One of the most difficult (and often hidden) hurdles to overcome as a writer is waiting for the perfect moment.
Maybe it’s the perfect moment to actually sit down and write, or the perfect moment in the piece you’re writing to reveal the triumph you’ve been working toward.
We assume other people are having perfect moments all the time, and remember fondly how often perfect moments used to come along (they didn’t, actually, it just feels like they did).
Of course, there are no perfect moments. But there are plenty of right moments, and this is a critical distinction in progressing your work.
Perfect moments — when the weather is just right, you’re perfectly comfortable, and inspiration is flowing — are vanishingly rare. Maybe you’ll get a couple in a year.
But right moments come along all the time. They come along every day. Sometimes they’re hard to notice, since they often look a lot like every other moment.
Novelist Henry James put it like this:
“The right time is any time that one is still so lucky as to have.”
If you still have time, you have the right moment.
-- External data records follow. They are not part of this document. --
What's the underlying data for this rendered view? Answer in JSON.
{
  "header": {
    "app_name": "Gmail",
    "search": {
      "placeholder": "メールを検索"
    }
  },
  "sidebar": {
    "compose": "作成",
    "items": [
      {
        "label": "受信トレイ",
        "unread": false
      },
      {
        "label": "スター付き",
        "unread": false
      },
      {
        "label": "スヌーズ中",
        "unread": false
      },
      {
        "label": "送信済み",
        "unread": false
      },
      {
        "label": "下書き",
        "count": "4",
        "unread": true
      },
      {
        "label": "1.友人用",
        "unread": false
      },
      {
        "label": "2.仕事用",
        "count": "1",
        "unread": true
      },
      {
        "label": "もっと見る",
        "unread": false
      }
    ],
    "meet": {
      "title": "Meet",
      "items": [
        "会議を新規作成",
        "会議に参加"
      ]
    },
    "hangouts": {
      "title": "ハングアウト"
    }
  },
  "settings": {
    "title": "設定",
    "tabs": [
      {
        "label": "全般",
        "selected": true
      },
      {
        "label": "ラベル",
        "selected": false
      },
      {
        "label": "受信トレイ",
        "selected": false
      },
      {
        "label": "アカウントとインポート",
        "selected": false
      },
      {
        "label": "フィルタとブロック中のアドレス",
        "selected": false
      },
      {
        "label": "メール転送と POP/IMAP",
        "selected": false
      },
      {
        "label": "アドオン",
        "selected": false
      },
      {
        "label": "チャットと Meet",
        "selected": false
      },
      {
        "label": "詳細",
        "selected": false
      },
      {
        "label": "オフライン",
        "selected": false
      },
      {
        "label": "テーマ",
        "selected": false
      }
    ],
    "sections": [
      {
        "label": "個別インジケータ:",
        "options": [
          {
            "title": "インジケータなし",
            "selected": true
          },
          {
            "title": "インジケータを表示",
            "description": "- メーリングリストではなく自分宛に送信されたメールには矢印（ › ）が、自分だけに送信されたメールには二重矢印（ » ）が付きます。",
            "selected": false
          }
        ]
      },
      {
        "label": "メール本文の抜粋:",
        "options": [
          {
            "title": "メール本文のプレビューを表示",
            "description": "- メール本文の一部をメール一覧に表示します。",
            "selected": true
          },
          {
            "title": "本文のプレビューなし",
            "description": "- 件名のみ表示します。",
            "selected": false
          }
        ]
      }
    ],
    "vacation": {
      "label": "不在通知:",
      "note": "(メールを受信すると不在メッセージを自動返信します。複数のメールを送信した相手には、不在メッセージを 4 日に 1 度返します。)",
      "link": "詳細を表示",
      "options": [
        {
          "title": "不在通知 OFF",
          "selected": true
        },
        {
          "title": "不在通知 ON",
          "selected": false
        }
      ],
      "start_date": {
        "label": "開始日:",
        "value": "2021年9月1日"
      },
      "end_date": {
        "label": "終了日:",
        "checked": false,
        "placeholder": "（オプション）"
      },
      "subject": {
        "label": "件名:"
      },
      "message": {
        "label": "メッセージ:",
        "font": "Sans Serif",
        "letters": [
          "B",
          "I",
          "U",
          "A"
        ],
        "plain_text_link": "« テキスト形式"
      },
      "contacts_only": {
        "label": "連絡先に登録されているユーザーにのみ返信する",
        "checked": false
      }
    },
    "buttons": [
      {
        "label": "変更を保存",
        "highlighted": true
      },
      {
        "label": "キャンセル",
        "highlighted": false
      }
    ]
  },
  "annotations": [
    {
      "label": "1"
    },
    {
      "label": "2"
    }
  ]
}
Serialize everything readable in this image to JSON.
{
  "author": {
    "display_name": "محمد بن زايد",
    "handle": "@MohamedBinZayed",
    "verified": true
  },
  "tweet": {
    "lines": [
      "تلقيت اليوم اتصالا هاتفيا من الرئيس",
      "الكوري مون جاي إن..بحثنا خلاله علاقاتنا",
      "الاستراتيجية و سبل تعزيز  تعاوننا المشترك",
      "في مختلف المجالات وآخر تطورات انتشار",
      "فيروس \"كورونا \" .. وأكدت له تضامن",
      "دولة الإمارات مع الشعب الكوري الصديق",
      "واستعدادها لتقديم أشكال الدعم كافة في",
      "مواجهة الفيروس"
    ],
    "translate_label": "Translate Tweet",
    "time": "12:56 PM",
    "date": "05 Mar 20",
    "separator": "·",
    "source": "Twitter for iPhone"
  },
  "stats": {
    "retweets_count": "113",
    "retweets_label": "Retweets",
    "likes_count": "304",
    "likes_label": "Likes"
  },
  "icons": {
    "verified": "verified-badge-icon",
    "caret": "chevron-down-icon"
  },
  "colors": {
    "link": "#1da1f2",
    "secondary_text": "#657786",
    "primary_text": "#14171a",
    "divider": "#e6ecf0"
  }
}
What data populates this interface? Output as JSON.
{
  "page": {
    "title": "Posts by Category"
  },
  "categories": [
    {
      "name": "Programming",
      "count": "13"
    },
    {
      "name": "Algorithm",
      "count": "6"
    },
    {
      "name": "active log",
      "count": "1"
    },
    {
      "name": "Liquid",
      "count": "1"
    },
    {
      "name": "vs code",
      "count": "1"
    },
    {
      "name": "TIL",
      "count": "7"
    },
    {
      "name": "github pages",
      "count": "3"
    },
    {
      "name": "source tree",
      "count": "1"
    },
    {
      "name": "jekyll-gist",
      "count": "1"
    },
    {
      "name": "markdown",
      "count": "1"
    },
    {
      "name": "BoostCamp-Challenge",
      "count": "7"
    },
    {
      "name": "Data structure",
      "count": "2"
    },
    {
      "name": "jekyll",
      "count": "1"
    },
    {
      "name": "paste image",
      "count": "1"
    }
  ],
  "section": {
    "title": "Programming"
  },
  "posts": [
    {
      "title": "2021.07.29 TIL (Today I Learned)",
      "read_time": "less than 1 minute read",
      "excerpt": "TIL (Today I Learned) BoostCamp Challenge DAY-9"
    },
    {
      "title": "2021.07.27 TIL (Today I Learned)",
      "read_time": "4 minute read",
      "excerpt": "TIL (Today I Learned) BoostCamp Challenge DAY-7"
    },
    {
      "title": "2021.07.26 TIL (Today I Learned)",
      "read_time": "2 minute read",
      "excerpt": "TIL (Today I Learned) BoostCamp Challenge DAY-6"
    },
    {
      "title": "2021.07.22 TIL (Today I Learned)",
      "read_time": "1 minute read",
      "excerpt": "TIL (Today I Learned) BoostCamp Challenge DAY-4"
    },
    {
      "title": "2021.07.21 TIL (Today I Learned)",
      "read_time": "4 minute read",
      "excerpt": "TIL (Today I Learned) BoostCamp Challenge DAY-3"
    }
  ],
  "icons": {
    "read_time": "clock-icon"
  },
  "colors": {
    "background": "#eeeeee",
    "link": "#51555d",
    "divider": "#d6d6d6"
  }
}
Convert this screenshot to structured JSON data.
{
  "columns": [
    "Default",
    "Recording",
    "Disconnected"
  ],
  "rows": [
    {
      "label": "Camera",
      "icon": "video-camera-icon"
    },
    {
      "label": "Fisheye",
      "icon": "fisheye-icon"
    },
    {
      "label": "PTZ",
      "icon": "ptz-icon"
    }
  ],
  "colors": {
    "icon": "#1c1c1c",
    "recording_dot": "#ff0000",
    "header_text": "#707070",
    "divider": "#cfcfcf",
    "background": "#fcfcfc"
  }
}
It might not be all the time you need, conditions might not be optimal, but it’s enough to start something, to go on with something, to finish something.
Recently I read Voltaire’s bio on Wikipedia — he wrote 2000 books and essays, 20,000 letters, plays, prose, poetry, critiques, histories…
Every time I come across someone like that, my first reaction is HOW THE ACTUAL F*** DO YOU DO THAT.
Then a second later I hear Henry James in my ear (very gruff and a bit New-York-judgey), and I realise:
This outrageusly prolific person must have known the difference between perfect moments and right moments, and put their right moments to use.
So consider this a hand extended. I’m still practicing recognising right moments, and I hope you’ll practice with me. Maybe we can get Voltaire-prolific together.
I’d love to hear about what you’ve been waiting for the perfect moment to work on, and whether a right moment might suffice instead.